Клиенты заезжали на кронштейн, Малыш стоял перед машиной и показывал водителю: «Давай, давай, прямо, прямо, еще, еще». Он махал рукой, а перед глазами у него все расплывалось, слезы наворачивались неожиданно, в самый неподходящий момент. Малыш не видел, что бампер клиентской тачки в одной секунде от балки и сейчас ее точно зацепит.

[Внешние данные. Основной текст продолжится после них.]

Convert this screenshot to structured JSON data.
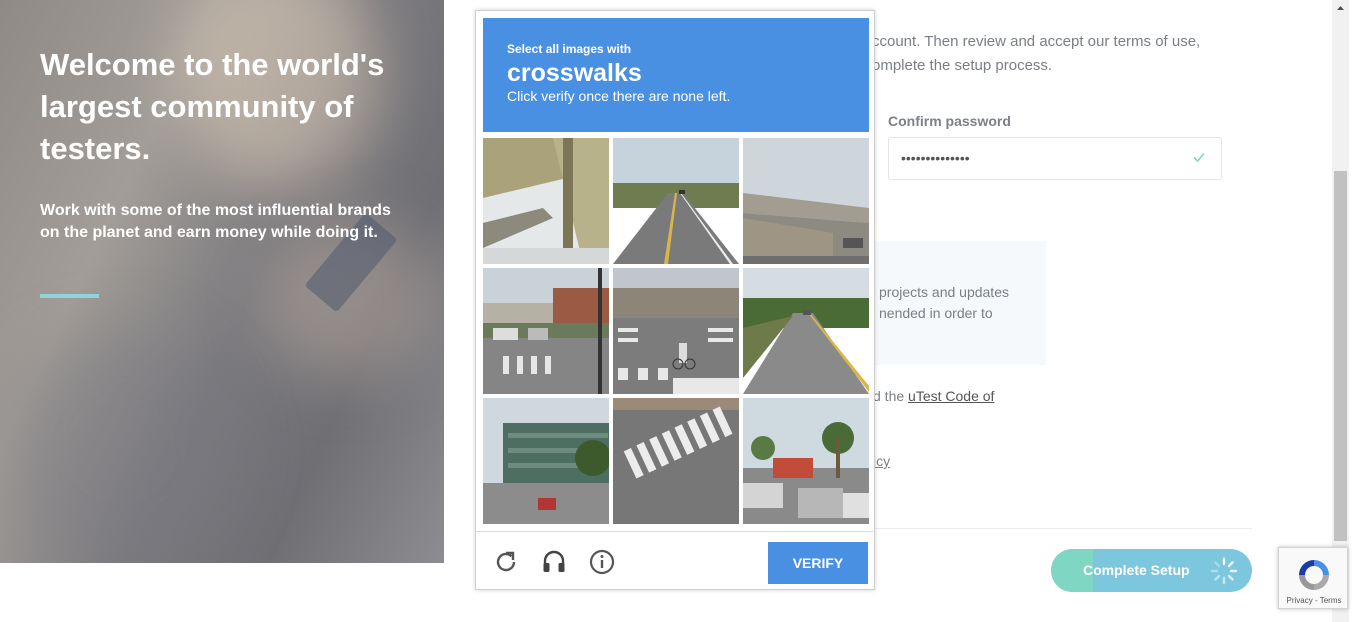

Хорошо, что отец был рядом. Подходил вовремя: «Стоп! Приехали!». Девушки, те, что сидели в тачках, испуганно хватались за сердце. Они притворялись, кокетничали с отцом. Если бы хоть одна из них была похожа на Алену, Малыш бы это сразу заметил. Но после Алены все бабы казались ему страшными дурами, Малыш к ним даже не подходил, со всеми разговаривал отец:


Алена – жесть, она прикатила в сервис свою тачку, вписалась на подъемник четко с поворота и сразу заявила:

– Левая граната.

– Кто-то уже смотрел? – отец ее переспросил. – Откуда вы знаете, что левая граната?

– Я знаю.

– Давайте мы сначала все посмотрим…

– Некогда смотреть, мне завтра гнать на Сочи. – Она передала ключи и повторила: – Граната, колеса и масло.

Проверили, и оказалось, правда – у Алены полетела левая граната.

– Как догадались? – спросил отец.

– Я же слышу.

– Вот видишь, – он пошутил с Малышом, – девушка слышит, а ты не слышишь.

Алена отцу понравилась. Она его спросила, нет ли кого-то поблизости, чтобы помог отрулить полторы тысячи километров.

– Как же нету? – отец быстро сосватал ей Малыша. – Вот он, водитель. Подойдет?

– Подойдет, – согласилась она, – завтра, с вещами, в семь утра заберу.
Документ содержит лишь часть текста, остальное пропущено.